Time to Rejoin the TPP?
President Trump may be reconsidering his stance on the Trans-Pacific Partnership.
Rumor has it that President Donald Trump may be reconsidering his stance on the Trans-Pacific Partnership trade agreement. His suggestion earlier this month that the U.S. would be willing to rejoin the TPP stirred the markets and the international business community. Then the following week, he threw cold water on his own idea by stating that the U.S. would be better off with a series of bilateral agreements with TPP member nations.
So, is Trump for or against the TPP? The answer is yes. It may appear that Trump is equivocating, but whether the U.S. joins or shuns the TPP may not be as simple an issue as portrayed in the media. Besides, part of Trump’s “Art of the Deal” is leaving his negotiating partners/opponents guessing.
If the U.S. were to rejoin the TPP under the same terms as it had originally agreed to in 2016, then it would certainly be a bad deal for America. Barack Obama, who never lost a lot of sleep about putting America’s needs last, agreed to a backroom deal that allowed China to run roughshod over intellectual property rights and gave away American economic advantages to industries in other nations.
This was the reason that Trump pulled out of the TPP shortly after taking office. Unions, trade protectionists and workers who feared even more manufacturing jobs going overseas applauded Trump’s move.
Terms related to intellectual property and the power of the governing body that will regulate the TPP would need to be renegotiated if the U.S. wants back in. Just how flexible member nations will be to making changes remains to be seen. Japan, Australia, New Zealand and others would like to see the U.S. involved as a counterbalance to China. And they’re right; that would be a major benefit. However, faith in America’s intentions have wavered since the 2017 pullout.
It would behoove America to boost its presence in the Pacific. China will readily fill any void the U.S. leaves, and this is certainly true regarding trade. Rejoining the TPP under better, renegotiated terms would be a positive step in that direction, and it would also be a boost to the U.S. economy. It’s not the proposition of a big trade deal that’s bad; it’s Obama’s outworking of it that stunk.

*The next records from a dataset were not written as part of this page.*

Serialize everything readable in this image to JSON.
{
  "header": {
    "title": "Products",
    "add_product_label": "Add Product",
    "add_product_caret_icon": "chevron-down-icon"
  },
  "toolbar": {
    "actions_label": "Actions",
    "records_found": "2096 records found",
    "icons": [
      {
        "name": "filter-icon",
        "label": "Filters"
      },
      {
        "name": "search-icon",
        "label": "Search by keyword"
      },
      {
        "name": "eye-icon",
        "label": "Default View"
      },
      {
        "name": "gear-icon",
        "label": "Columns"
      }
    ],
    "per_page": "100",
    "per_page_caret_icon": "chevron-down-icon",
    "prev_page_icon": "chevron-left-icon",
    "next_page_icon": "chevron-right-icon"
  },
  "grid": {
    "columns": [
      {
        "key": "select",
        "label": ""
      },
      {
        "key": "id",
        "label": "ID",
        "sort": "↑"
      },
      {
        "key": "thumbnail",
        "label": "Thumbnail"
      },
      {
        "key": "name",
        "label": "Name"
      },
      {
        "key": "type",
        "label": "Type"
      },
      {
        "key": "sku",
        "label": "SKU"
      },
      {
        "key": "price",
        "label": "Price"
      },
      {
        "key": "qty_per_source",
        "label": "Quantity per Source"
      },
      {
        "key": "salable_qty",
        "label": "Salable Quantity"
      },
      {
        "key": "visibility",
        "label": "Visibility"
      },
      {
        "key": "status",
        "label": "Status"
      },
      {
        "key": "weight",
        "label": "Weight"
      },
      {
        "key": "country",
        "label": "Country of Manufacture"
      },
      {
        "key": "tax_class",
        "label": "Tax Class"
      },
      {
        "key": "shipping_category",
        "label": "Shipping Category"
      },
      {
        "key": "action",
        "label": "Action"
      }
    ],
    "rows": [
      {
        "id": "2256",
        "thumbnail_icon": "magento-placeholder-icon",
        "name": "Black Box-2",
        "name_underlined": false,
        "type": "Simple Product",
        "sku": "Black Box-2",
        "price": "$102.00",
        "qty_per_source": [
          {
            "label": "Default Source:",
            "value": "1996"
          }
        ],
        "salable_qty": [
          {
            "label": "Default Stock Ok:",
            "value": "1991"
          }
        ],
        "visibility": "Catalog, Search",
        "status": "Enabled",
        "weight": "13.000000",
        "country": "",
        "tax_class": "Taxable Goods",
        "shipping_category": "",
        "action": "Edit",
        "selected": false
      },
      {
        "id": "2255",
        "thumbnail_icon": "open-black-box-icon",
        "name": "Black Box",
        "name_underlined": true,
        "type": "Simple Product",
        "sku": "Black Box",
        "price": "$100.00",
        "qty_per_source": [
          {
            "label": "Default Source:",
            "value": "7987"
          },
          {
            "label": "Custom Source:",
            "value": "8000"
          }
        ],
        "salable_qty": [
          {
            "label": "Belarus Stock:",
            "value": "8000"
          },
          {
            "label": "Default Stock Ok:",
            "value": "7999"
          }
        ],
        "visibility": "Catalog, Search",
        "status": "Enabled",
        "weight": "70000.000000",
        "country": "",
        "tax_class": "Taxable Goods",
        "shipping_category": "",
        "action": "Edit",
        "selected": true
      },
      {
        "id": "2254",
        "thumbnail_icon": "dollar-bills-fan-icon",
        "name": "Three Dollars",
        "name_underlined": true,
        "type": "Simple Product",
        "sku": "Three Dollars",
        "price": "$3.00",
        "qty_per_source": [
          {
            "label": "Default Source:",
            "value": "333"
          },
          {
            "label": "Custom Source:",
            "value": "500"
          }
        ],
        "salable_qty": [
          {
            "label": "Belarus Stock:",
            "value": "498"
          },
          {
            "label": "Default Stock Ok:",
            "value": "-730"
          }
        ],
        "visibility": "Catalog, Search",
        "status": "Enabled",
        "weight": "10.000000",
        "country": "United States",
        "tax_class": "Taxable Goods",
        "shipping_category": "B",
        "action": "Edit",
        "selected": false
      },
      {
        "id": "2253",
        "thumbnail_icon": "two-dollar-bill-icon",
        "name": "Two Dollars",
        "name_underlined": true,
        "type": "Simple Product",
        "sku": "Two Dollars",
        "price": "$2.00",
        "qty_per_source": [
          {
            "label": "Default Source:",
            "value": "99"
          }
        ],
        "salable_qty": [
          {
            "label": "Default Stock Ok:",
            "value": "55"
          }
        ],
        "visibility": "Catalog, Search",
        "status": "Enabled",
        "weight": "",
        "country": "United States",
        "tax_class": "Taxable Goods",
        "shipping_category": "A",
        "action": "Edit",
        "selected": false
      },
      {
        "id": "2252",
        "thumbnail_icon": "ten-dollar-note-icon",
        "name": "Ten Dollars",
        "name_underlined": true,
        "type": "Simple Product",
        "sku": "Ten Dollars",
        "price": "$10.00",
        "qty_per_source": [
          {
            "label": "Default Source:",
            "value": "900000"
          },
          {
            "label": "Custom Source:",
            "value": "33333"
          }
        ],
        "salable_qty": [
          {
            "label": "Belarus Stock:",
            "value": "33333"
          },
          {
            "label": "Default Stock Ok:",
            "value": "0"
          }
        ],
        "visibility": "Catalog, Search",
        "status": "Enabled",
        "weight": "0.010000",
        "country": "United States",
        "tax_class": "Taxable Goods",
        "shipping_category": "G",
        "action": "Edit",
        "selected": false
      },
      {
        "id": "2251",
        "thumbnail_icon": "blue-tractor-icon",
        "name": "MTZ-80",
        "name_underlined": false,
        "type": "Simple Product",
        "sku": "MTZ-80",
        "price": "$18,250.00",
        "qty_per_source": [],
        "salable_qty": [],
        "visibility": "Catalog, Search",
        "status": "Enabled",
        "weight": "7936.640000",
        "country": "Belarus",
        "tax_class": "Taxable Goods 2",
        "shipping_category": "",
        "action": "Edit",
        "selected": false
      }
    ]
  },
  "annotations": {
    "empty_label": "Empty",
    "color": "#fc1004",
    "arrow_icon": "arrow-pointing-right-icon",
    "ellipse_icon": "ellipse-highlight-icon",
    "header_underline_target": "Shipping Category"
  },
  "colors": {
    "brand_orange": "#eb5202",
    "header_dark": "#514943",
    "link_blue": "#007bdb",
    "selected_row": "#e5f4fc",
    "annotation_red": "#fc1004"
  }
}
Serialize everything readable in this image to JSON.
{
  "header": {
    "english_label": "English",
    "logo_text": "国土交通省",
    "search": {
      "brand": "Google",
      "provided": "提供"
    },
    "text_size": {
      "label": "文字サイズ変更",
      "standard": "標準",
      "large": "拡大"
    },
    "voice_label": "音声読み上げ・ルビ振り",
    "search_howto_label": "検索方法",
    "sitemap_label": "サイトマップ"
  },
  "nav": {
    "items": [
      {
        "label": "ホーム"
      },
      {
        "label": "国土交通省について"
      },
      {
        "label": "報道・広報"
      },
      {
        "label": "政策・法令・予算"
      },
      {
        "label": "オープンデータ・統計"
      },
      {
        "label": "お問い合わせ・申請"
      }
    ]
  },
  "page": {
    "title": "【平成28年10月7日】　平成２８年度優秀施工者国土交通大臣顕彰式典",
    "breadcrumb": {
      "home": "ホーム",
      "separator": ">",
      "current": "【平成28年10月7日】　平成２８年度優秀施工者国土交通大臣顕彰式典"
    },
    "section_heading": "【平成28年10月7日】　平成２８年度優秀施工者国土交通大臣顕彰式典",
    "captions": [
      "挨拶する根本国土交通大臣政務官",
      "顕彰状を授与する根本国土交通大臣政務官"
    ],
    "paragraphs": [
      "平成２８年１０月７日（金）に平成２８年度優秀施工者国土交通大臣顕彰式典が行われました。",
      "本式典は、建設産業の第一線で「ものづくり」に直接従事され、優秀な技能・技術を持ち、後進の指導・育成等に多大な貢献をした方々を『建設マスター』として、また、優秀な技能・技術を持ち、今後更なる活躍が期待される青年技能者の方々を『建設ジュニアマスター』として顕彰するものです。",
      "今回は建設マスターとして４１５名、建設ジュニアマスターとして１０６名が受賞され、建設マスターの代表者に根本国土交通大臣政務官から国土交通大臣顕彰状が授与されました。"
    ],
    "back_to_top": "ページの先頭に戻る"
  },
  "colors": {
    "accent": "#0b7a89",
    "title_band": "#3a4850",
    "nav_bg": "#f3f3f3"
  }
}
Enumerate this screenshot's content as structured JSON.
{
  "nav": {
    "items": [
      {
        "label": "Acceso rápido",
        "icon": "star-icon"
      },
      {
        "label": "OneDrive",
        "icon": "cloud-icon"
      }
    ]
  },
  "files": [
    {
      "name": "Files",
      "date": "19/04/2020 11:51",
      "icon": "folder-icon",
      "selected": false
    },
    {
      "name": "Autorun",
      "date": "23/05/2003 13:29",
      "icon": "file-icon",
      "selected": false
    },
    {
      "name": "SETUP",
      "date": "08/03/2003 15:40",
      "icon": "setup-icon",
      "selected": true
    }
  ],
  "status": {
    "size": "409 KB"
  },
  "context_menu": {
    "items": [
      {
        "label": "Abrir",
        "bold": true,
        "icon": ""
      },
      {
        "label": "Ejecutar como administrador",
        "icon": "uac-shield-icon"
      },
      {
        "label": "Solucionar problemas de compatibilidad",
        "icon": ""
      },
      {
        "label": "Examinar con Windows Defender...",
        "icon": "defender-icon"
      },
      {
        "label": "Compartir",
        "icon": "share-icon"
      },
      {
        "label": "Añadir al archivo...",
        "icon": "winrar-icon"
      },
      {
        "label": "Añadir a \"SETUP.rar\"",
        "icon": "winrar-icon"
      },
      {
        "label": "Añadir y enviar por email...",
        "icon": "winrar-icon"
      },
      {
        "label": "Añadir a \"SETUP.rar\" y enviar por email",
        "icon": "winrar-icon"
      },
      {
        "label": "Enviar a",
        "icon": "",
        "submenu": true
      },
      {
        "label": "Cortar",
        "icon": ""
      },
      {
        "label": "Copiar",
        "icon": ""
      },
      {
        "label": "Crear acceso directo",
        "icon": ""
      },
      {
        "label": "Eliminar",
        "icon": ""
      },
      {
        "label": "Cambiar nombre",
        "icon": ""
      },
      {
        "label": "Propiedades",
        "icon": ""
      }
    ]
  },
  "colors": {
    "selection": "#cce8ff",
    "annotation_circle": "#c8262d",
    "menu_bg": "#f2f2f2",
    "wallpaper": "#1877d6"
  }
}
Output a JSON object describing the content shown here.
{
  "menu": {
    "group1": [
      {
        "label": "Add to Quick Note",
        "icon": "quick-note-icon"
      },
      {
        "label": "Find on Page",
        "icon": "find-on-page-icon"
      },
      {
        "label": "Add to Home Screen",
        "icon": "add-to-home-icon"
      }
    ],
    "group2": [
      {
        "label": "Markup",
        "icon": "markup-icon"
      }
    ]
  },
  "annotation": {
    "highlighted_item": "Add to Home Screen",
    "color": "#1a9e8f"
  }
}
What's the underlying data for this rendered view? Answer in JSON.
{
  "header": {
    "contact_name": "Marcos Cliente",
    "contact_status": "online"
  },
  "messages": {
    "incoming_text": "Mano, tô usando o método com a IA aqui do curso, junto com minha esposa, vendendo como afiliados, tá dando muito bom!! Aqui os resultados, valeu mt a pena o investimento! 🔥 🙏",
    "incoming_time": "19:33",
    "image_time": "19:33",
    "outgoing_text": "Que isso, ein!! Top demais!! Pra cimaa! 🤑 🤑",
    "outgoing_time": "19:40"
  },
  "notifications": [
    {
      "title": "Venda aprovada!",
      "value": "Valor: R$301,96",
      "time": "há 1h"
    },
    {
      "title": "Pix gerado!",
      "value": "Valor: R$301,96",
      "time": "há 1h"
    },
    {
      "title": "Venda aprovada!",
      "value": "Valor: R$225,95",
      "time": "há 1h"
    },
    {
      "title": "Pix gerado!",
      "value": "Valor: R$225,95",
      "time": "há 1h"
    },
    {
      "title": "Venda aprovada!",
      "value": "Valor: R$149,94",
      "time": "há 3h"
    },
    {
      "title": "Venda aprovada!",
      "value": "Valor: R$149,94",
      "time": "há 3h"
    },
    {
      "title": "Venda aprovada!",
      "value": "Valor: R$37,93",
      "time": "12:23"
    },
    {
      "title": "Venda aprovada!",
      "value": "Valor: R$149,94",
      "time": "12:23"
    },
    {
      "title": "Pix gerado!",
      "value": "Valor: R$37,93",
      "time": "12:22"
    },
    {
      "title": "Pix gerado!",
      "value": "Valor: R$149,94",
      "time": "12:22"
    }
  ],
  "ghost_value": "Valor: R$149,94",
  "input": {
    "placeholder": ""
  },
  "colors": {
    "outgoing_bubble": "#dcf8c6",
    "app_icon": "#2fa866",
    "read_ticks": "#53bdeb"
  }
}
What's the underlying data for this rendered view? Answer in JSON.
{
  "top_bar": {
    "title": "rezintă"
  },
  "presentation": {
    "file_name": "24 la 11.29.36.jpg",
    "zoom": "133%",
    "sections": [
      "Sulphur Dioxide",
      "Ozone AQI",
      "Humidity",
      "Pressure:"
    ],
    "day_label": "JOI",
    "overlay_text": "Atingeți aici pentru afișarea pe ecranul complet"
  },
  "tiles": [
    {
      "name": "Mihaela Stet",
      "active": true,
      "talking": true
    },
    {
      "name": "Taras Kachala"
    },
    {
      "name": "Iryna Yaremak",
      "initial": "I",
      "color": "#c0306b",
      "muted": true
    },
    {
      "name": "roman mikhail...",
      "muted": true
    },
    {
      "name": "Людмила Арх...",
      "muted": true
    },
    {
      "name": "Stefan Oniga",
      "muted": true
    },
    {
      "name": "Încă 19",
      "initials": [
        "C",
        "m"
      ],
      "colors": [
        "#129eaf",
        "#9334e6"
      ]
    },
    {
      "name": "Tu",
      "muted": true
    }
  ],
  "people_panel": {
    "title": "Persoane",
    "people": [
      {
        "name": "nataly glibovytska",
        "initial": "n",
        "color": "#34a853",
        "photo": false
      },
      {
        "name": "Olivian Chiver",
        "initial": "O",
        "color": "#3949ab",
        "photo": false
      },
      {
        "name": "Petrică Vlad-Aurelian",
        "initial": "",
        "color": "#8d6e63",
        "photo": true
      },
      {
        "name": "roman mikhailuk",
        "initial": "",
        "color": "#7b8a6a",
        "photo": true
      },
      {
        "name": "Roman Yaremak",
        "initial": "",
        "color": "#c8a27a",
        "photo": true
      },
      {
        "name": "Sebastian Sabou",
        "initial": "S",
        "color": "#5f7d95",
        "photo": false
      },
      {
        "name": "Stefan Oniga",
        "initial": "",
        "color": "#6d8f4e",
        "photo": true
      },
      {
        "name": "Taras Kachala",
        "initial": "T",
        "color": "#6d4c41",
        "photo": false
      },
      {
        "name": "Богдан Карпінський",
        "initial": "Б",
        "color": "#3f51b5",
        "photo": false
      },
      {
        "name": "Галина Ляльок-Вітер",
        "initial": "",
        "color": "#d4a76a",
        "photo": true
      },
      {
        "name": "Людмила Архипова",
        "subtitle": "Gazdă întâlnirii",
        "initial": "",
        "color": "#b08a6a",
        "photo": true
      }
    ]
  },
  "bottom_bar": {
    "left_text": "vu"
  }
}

Trump’s desire to negotiate bilateral deals with individual states may not be as good for the U.S. as taking part in a huge Pacific trade bloc. Or those individual deals may be better; it’s hard to predict. In any case, while Trump’s instincts on trade are far from Republican orthodoxy over the last generation, he won because he listened to the forgotten worker who’d suffered because of jobs moving overseas. It won’t be surprising to see him represent those workers with whatever comes of trade policy in the Pacific.